For anyone looking to go a little greener in 2021, Penn shared a few simple tips.

Be aware of the things you can do

Penn said that if you realize you can be more eco-friendly, you've "already won half the battle."

"I think everyone's sustainability journey will be completely different based on a number of different factors, the time, resources, energy, access that you have to live this way," Penn said. "Just remember that everybody's experience is going to be different."

Try making small changes first

If you are trying to think of changes you can make, Penn recommends assessing "all areas of your life," such as what you eat, what transportation you use and how much energy you use during the day.

Once you've identified potential changes, try making "little tweaks day by day," like eating one meatless meal a week instead of going fully vegan or unplugging devices that aren't currently in use.

"It's important to note those little things do make a difference," said Penn. "I think that what is most important to remember is to remember the power of collectivism and ... that all our collective efforts together will make a difference."

Try secondhand shopping

Vintage stores and consignment shops can be a great way to shop sustainably.

If you can't shop secondhand, Penn recommends extending the life of the clothes you already own so that you wind up purchasing less. The fashion industry can be very damaging to the environment, especially when it comes to fast fashion: The industry produces 1.2 billion tons of carbon emissions annually.

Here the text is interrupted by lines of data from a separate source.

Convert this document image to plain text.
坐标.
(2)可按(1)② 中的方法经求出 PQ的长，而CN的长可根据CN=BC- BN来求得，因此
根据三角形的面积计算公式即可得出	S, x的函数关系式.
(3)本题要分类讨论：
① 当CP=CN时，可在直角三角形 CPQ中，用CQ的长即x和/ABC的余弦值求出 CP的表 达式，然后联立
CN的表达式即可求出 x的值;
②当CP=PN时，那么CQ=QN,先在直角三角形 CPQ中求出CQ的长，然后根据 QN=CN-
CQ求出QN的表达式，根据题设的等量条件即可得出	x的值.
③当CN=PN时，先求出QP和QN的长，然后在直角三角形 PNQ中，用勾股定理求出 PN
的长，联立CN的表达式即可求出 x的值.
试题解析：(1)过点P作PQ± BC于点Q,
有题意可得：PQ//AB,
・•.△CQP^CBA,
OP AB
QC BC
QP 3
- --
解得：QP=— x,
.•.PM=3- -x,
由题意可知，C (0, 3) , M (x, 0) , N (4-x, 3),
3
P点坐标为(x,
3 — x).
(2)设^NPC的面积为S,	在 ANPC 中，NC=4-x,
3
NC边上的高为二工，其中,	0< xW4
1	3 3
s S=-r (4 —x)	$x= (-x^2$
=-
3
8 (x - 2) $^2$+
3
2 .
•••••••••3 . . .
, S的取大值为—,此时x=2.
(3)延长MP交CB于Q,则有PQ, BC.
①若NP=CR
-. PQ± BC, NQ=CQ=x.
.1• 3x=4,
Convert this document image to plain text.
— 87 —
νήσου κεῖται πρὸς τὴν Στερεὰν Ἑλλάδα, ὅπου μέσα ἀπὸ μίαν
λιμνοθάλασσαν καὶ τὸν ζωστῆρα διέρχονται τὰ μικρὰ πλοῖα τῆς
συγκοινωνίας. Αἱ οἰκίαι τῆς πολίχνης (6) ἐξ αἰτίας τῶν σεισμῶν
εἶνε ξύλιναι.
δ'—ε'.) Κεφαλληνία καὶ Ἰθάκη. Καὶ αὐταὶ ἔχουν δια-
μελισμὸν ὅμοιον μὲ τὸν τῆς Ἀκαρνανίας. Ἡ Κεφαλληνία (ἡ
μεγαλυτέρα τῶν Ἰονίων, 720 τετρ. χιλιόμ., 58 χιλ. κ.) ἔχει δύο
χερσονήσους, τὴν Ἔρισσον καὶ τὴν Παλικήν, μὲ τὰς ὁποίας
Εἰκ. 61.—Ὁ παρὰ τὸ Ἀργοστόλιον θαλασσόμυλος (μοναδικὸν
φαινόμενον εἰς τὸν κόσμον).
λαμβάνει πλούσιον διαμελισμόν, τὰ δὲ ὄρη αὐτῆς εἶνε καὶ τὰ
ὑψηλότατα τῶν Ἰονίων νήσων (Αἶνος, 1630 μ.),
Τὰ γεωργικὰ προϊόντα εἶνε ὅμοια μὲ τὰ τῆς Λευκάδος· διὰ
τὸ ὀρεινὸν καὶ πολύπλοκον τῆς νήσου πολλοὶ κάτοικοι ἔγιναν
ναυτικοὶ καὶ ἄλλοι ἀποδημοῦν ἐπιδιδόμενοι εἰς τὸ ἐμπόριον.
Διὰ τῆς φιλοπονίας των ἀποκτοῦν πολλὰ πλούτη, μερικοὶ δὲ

"You don't always have to buy your way into sustainability," said Penn. Try learning how to repair clothing you already have rather than replacing items if they tear. Penn also recommended learning how to spot clean single items of clothing, rather than running a whole laundry cycle "when it's not really necessary."

"We need to change the relationship we have with clothes and thinking about clothes being disposable," Penn said. "Clothes should have as long a lifespan as possible."

Collaborate with others

Penn said that young people "are going to be the future leaders of the planet," but it's important for people across generations to work together to find solutions.

"You have people that are industry leaders that are trying to figure out how they can get Gen Z on board with their new company, and they're realizing that Gen Z is socially, environmentally conscious and that they want to support initiatives and businesses that are more focused in those areas as well," said Penn. "I think young people really need to tap into that and say, 'Hey, this is going to be the standard for life, personally and professionally, and sustainably is something that needs to become natural and casual part of our society.'

"It takes everybody to make a difference in the world," Penn continued. "Especially with something as big as environmental issues, (it) is going to take collaboration from everybody to really, truly make a tangible change. ... People need to know that we are open to that collaboration. That sharing of experience, knowledge and resources between all generations (is) what's going to make the most impact."

Be optimistic

Penn described herself as a "solutions-based activist," which is why she focuses on the active changes people can make.

Feeling like, "Oh my God, everything is terrible" isn't a way to make an effective change, Penn said. Instead, people have to "look to what we can do to help."

"As long as we continue to be optimistic, to be hopeful and to do what we can, that is what is really, truly most important to me," Penn said.